Jade studied her for a long moment, intelligence flickering behind those carefully cultivated mannerisms. "Fine. Keep your secrets. But if the world does end and I'm somehow still around as a very well-preserved ghost, I'm haunting you first." She paused at the door. "The offer for the Harvest Ball still stands, by the way. Prophetic doom visions or not, you could use a social life. And maybe a better skincare routine. I have this amazing cream from the southern merchants..."

She left still chattering about beauty products, as if normalcy could be restored through expensive moisturizers and proper event planning. But Khali had seen the fear beneath the facade, the way Jade's hands trembled as she clutched the herbs.

Standing alone in her cottage, Khali considered what she'd witnessed. A threat from the void itself, wearing mortal flesh like a mockery. A future so distant that the players hadn't even been born yet. And a silly, vain, unexpectedly endearing princess who would have to live with the knowledge of what might come to pass.

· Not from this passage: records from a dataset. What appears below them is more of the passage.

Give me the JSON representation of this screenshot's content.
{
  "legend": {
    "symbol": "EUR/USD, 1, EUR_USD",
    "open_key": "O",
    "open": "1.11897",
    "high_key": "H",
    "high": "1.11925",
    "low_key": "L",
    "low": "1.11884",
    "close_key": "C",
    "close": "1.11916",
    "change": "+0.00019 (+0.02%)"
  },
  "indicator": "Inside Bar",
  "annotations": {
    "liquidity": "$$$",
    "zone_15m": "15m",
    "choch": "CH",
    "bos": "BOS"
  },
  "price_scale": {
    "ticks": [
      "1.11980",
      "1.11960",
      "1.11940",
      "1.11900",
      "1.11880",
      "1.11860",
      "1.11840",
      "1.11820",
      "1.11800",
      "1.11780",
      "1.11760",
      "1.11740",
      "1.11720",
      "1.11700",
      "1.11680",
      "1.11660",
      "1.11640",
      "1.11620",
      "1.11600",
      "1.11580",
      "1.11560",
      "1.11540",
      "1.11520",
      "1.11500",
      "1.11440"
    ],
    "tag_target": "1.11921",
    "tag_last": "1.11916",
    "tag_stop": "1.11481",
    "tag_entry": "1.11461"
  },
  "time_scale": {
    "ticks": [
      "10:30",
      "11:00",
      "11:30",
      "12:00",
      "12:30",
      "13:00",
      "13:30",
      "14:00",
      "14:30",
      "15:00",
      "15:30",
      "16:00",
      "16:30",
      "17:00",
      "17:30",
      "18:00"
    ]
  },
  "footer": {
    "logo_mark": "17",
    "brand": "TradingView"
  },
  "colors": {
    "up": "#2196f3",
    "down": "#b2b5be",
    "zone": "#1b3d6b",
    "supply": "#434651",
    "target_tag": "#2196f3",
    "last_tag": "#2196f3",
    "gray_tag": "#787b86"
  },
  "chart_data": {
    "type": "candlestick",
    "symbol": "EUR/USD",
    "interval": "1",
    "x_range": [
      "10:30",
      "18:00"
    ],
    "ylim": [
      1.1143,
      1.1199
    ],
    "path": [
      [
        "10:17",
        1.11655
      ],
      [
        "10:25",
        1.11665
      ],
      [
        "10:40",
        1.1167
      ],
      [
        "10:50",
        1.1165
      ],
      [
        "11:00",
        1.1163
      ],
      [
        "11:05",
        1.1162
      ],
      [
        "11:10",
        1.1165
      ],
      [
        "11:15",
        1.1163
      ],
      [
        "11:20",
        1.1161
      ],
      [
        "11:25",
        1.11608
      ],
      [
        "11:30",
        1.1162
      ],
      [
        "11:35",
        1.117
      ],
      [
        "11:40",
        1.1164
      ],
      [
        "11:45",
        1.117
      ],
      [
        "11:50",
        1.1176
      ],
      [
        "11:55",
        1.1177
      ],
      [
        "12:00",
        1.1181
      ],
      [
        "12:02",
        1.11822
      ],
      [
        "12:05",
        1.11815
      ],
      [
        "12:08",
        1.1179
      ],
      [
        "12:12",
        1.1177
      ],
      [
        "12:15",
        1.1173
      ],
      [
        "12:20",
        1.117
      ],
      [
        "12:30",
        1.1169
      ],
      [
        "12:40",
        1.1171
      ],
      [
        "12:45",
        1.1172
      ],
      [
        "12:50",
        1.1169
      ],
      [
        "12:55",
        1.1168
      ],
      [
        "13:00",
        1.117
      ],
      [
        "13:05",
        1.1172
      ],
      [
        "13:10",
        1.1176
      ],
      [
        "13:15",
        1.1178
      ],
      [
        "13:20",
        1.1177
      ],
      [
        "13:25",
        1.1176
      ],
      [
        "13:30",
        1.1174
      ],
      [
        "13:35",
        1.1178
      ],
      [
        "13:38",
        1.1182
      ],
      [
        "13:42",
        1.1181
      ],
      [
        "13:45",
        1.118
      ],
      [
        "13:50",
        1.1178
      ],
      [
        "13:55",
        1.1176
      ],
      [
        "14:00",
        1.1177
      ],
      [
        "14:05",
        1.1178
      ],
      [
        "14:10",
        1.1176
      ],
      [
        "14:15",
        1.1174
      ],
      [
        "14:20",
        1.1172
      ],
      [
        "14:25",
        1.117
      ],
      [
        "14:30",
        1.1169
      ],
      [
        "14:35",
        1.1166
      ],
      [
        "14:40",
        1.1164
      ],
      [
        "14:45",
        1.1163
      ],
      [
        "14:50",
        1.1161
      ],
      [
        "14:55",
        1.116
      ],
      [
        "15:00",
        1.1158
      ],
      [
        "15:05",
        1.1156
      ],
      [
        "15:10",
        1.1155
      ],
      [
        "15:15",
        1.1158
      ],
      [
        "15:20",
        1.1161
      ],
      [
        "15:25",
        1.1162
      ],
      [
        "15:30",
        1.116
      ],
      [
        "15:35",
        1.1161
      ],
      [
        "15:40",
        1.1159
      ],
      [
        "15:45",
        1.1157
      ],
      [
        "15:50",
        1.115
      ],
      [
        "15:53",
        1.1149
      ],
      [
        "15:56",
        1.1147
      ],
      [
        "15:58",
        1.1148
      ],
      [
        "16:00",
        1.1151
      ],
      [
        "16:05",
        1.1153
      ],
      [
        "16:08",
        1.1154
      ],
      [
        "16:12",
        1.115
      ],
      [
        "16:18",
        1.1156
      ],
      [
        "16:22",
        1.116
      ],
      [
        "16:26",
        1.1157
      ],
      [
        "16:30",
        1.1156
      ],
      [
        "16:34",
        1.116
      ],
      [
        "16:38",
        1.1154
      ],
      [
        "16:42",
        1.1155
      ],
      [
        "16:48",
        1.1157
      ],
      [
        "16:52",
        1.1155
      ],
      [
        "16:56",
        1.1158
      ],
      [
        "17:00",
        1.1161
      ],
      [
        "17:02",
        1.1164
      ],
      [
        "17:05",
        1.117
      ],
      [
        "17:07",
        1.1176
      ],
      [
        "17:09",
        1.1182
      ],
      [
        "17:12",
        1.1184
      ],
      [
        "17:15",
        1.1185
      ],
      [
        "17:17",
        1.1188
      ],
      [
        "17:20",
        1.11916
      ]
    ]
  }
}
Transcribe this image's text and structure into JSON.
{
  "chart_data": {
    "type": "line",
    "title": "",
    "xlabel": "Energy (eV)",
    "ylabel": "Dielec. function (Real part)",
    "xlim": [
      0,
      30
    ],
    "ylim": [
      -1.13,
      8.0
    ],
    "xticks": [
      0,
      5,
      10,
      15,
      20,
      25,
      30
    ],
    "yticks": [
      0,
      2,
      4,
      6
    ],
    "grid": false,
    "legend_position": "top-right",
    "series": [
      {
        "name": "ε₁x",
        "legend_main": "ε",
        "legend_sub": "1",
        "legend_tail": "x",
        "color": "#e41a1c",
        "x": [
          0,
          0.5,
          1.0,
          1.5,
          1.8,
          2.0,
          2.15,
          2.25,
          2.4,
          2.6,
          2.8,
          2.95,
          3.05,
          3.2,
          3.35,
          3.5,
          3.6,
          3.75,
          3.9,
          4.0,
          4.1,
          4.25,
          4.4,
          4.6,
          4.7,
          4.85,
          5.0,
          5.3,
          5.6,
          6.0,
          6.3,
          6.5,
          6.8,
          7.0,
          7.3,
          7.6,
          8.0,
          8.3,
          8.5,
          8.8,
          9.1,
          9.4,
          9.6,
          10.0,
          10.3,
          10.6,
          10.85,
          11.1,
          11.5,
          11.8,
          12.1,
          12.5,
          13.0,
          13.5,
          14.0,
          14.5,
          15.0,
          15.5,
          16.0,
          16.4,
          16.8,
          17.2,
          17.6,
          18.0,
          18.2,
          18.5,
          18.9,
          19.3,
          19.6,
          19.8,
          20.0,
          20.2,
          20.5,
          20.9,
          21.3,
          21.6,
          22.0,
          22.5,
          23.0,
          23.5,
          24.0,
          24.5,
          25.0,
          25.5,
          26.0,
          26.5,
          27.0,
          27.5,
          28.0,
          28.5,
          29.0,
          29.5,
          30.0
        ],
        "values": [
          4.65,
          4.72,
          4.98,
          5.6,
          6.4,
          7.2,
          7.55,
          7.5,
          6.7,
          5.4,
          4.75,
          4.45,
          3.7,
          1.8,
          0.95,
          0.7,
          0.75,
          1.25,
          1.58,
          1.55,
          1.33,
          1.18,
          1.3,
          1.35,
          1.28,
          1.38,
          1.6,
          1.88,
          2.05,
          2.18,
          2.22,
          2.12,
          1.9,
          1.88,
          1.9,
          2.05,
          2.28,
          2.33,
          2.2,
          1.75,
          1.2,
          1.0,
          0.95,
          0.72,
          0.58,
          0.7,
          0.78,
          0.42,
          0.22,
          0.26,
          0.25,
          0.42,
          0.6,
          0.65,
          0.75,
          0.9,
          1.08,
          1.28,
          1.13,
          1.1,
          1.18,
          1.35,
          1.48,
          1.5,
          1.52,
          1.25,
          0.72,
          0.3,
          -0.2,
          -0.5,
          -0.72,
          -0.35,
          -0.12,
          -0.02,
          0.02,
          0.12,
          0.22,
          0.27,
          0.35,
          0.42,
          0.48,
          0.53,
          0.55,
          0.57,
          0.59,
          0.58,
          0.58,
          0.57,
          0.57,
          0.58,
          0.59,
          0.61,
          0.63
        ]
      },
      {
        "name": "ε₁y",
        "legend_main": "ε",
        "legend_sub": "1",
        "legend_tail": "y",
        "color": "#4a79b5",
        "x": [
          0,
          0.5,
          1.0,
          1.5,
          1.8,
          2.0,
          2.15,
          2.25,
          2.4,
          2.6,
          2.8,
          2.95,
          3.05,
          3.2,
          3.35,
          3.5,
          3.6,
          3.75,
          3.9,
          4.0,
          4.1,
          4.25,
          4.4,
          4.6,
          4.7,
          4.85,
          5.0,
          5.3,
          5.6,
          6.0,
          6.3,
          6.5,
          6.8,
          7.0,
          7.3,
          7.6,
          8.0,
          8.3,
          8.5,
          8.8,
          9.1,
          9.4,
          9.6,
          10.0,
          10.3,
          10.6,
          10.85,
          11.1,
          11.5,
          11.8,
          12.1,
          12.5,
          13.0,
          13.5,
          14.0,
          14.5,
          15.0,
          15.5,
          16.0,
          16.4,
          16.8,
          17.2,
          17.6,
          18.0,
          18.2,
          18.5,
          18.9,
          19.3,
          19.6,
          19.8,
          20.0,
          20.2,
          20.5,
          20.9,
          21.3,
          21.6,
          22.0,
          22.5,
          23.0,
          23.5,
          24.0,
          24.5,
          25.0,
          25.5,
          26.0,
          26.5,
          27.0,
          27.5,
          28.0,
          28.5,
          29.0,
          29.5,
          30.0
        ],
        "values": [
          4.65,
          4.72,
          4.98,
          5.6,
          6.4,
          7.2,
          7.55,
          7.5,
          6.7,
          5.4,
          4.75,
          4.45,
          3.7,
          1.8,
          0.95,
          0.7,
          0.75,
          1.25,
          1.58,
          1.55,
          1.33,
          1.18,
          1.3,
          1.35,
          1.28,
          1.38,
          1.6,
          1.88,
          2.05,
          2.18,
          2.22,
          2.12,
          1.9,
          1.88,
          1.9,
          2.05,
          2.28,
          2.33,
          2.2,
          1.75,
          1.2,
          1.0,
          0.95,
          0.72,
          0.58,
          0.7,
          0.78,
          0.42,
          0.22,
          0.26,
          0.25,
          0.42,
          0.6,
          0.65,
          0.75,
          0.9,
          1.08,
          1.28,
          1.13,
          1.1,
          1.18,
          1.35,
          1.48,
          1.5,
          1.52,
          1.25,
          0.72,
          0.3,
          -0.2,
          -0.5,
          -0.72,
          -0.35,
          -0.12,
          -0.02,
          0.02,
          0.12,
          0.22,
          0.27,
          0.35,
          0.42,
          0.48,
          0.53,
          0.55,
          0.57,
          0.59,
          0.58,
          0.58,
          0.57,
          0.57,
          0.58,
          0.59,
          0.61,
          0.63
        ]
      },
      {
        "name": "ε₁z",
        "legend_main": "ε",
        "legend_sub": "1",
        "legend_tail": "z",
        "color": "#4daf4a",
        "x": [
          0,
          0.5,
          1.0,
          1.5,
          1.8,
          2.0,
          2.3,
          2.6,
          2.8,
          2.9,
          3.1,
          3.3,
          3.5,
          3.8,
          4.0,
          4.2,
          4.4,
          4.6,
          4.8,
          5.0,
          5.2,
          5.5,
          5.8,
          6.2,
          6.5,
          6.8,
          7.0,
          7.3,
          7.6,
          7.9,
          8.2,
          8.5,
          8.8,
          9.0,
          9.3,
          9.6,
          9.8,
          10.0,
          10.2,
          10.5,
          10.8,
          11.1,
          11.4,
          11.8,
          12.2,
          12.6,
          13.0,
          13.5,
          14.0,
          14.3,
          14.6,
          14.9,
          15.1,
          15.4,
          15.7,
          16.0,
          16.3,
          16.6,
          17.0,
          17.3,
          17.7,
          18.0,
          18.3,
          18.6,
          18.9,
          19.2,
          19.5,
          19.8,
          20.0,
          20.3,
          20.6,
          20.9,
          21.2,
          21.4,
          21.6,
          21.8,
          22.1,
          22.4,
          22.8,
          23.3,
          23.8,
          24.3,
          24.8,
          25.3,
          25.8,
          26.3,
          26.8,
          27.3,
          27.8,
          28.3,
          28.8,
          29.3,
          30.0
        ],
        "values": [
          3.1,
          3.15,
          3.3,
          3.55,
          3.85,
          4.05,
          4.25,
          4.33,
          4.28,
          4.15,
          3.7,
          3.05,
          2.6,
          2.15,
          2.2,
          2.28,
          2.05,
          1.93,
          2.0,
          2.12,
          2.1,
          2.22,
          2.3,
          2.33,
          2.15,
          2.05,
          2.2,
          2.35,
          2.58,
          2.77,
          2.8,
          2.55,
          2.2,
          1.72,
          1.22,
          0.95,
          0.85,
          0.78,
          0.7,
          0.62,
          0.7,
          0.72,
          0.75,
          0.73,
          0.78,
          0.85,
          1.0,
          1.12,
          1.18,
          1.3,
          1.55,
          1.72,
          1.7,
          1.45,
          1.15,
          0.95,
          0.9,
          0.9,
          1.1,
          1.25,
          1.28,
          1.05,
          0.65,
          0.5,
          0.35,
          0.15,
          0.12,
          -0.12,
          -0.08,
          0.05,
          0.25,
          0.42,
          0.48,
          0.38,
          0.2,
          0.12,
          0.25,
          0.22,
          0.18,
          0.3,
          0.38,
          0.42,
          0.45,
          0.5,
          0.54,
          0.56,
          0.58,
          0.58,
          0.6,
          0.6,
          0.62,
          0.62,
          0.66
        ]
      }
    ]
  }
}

The river sang its eternal song outside, and Khali listened with new attention. Somewhere in that flow of time and possibility, darkness waited. But for now, in this moment, there was only the evening light through her windows and the hope that some futures never came to pass.

She had given Jade what protection she could. The rest would be up to time, chance, and the inexorable flow of choices that carried all things toward tomorrow—whatever tomorrow might bring.